Centrality in dynamic networks. (a) Time window of the model network shown in Fig. 1a–c highlighting the fastest paths that pass through the maroon node, and therefore affect its betweenness centrality. (b) Schematic of closeness centrality for the maroon node in the model network. Closeness centrality measures the speed at which a node can reach all others: the time at which other nodes are first reached by node 2 determines its closeness centrality.
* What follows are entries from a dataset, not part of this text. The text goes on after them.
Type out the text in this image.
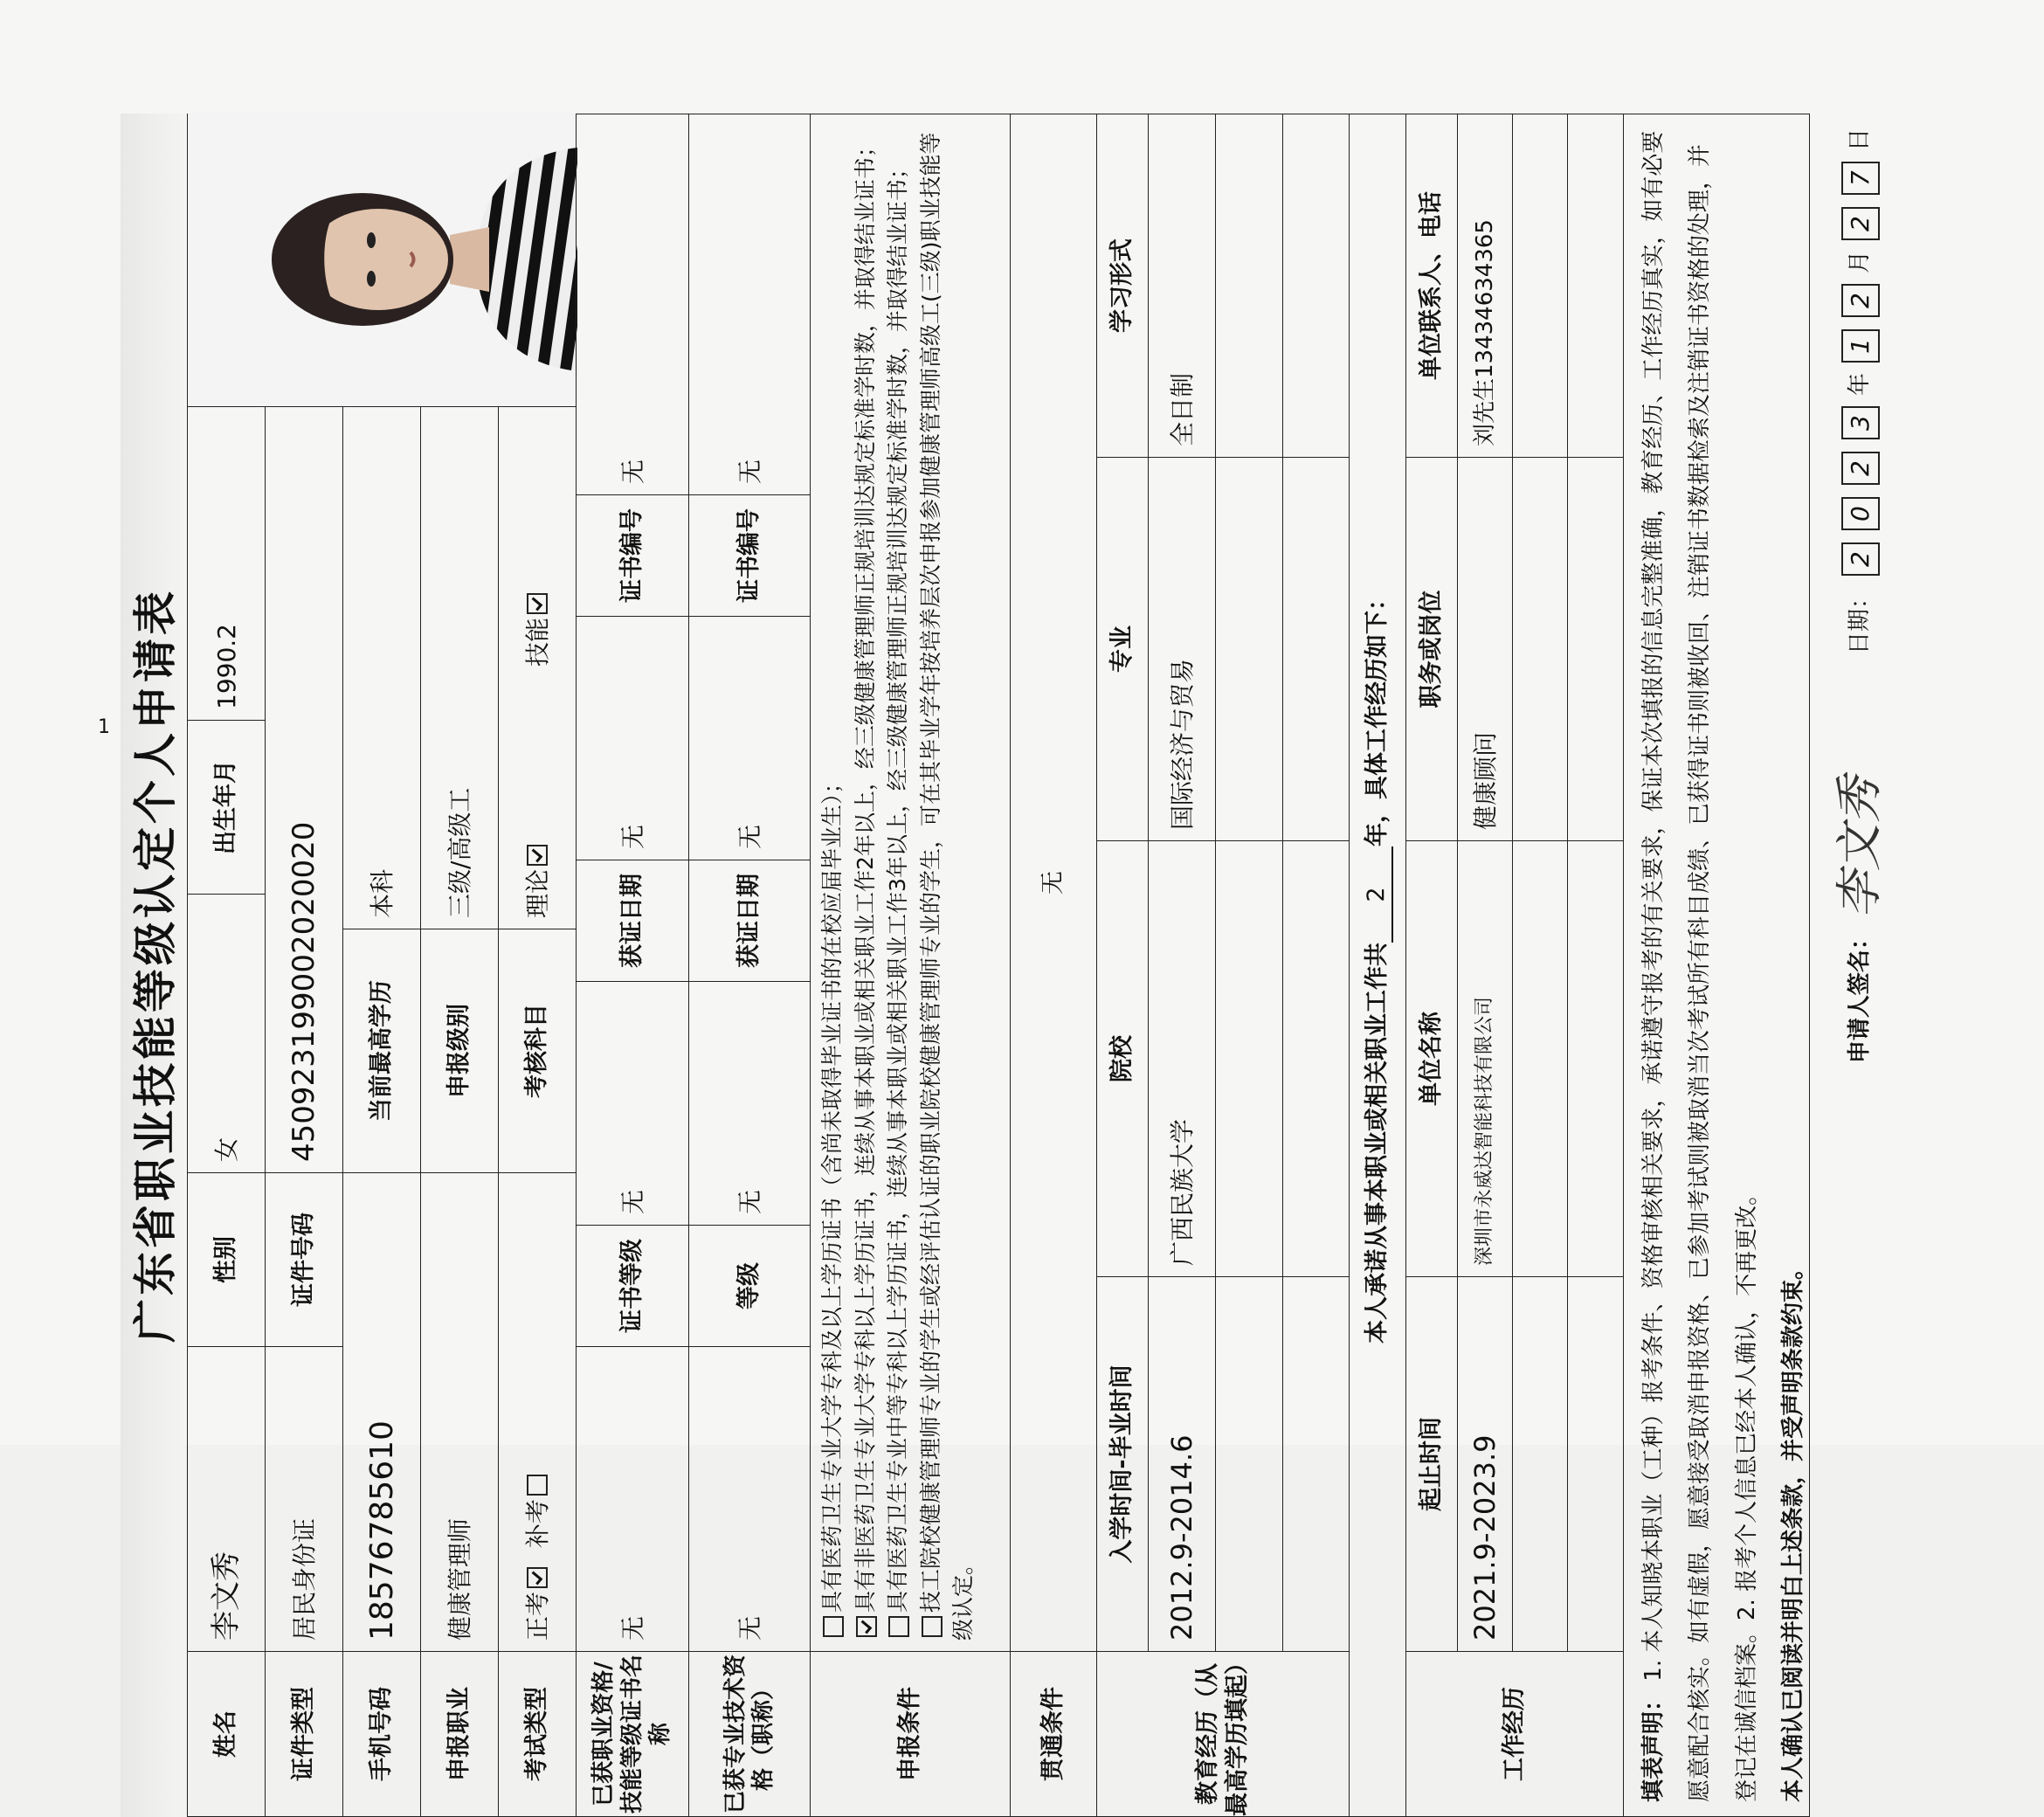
1 广东省职业技能等级认定个人申请表
姓名
李文秀
性别
女
出生年月
1990.2
证件类型
居民身份证
证件号码
450923199002020020
手机号码
18576785610
当前最高学历
本科
申报职业
健康管理师
申报级别
三级/高级工
考试类型
正考

补考
考核科目
理论
技能
已获职业资格/技能等级证书名称
无
证书等级
无
获证日期
无
证书编号
无
已获专业技术资格（职称）
无
等级
无
获证日期
无
证书编号
无
申报条件
具有医药卫生专业大学专科及以上学历证书（含尚未取得毕业证书的在校应届毕业生）； 具有非医药卫生专业大学专科以上学历证书，连续从事本职业或相关职业工作2年以上，经三级健康管理师正规培训达规定标准学时数，并取得结业证书； 具有医药卫生专业中等专科以上学历证书，连续从事本职业或相关职业工作3年以上，经三级健康管理师正规培训达规定标准学时数，并取得结业证书； 技工院校健康管理师专业的学生或经评估认证的职业院校健康管理师专业的学生，可在其毕业学年按培养层次申报参加健康管理师高级工(三级)职业技能等级认定。
贯通条件
无
教育经历（从最高学历填起）
入学时间-毕业时间
院校
专业
学习形式
2012.9-2014.6
广西民族大学
国际经济与贸易
全日制
本人承诺从事本职业或相关职业工作共
2
年，具体工作经历如下：
工作经历
起止时间
单位名称
职务或岗位
单位联系人、电话
2021.9-2023.9
深圳市永威达智能科技有限公司
健康顾问
刘先生13434634365
填表声明： 1. 本人知晓本职业（工种）报考条件、资格审核相关要求，承诺遵守报考的有关要求，保证本次填报的信息完整准确，教育经历、工作经历真实，如有必要愿意配合核实。如有虚假，愿意接受取消申报资格、已参加考试则被取消当次考试所有科目成绩、已获得证书则被收回、注销证书数据检索及注销证书资格的处理，并登记在诚信档案。2. 报考个人信息已经本人确认，不再更改。 本人确认已阅读并明白上述条款，并受声明条款约束。
申请人签名：
李文秀
日期：
2
0
2
3
年
1
2
月
2
7
日
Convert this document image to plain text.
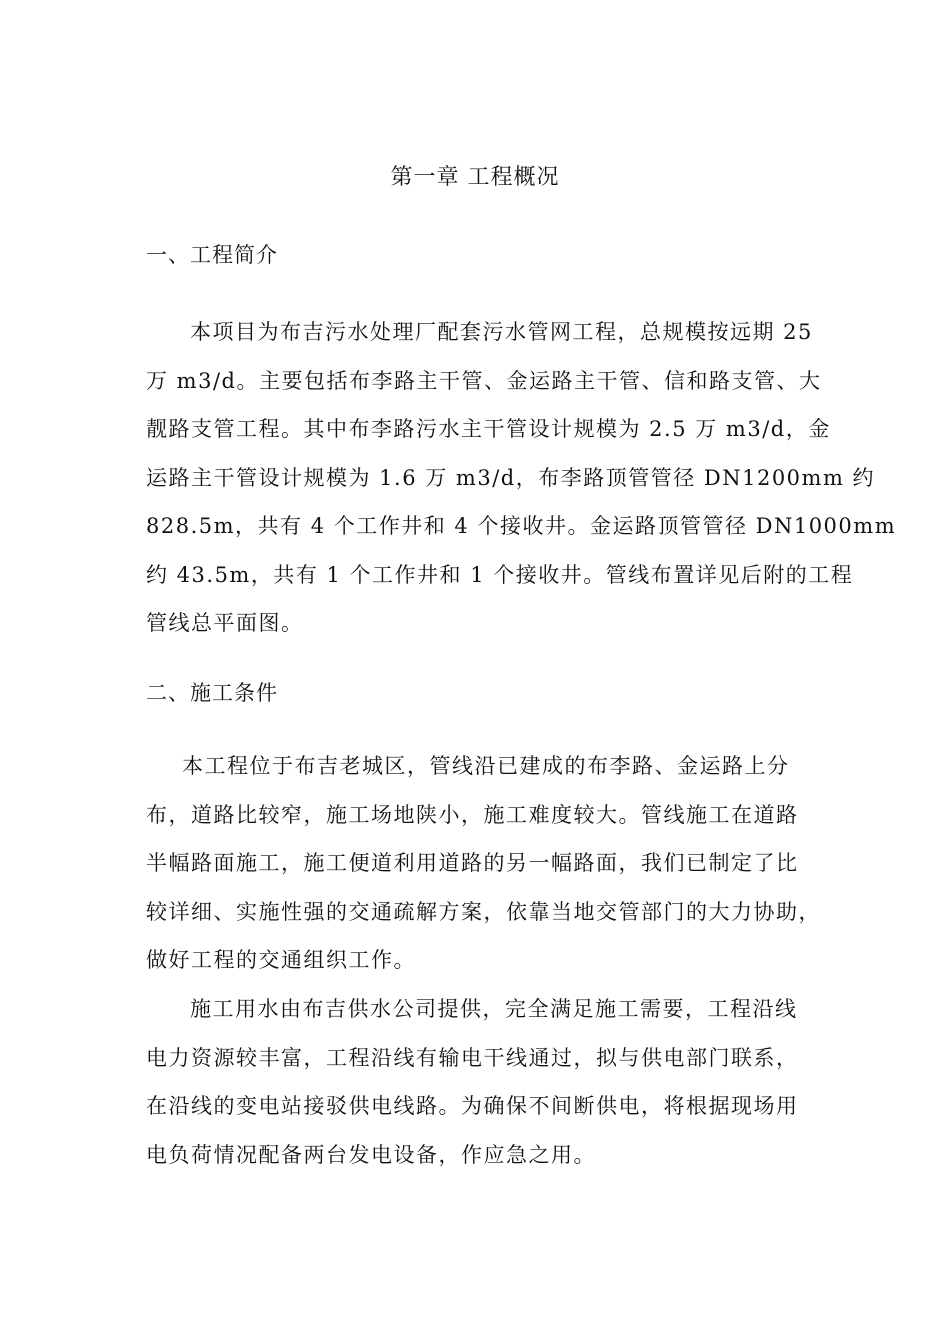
第一章 工程概况
一、工程简介
本项目为布吉污水处理厂配套污水管网工程，总规模按远期 25
万 m3/d。主要包括布李路主干管、金运路主干管、信和路支管、大
靓路支管工程。其中布李路污水主干管设计规模为 2.5 万 m3/d，金
运路主干管设计规模为 1.6 万 m3/d，布李路顶管管径 DN1200mm 约
828.5m，共有 4 个工作井和 4 个接收井。金运路顶管管径 DN1000mm
约 43.5m，共有 1 个工作井和 1 个接收井。管线布置详见后附的工程
管线总平面图。
二、施工条件
本工程位于布吉老城区，管线沿已建成的布李路、金运路上分
布，道路比较窄，施工场地陕小，施工难度较大。管线施工在道路
半幅路面施工，施工便道利用道路的另一幅路面，我们已制定了比
较详细、实施性强的交通疏解方案，依靠当地交管部门的大力协助，
做好工程的交通组织工作。
施工用水由布吉供水公司提供，完全满足施工需要，工程沿线
电力资源较丰富，工程沿线有输电干线通过，拟与供电部门联系，
在沿线的变电站接驳供电线路。为确保不间断供电，将根据现场用
电负荷情况配备两台发电设备，作应急之用。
Nodes are shown in color at the earliest time they are reached by node 2. (c–f ) An illustration of the notions of centrality for our example empirical fMRI data shown in Fig. 1d. (c) (Left) Betweenness centrality for visual (blue) and motor (green) regions as a function of the number of trials practiced. (Right) Averaged betweenness centrality scores across trials practiced for each brain region. (d) Closeness centrality for visual and motor regions during learning (left), and (right) averaged over the number of trials as in (c). (e) Broadcast centrality for visual and motor regions during learning (left), and the same values now averaged over all trials (right). (f ) Receive centrality for visual and motor regions during learning (left), and the same values now averaged over all trials (right). Error bars indicate two standard deviations from the mean over subjects and trials practiced. Toolbox functions used to create this figure: betweenessCentrality, closenessCentrality, broad castReceiveCentrality.

FIG. 4

Null models and their utility in measuring small-worldness in dynamic graphs. (a) Schematic of the edge rewiring process for the randomized edges (RE) model. (b) Schematic of the randomly permuted times (RP) model where contact times are permuted uniformly at random. (c) Temporal correlation coefficients for one session of a participant in the study (black dashed line), and the 100 runs of the RE and RP model created from this dynamic network. (d) Small-worldness calculations using either the RE (purple) or RP (blue) null model. Toolbox functions used include randomized-Edges, randPermutedTimes, temporalCorrelation, and temporalSmallWorldness.

FIG. 5

Metrics associated with dynamic community structure. (a) Example dynamic network with a community partition: an assignment of nodes to communities (densely intraconnected groups of nodes) as a function of time. Node community assignments are shown both within a sequence of graphs (top), and as a heatmap (bottom). Examples of nodes with high (orange) and low (blue) values for associated metrics: (b) flexibility, (c) promiscuity, and (d) cohesion.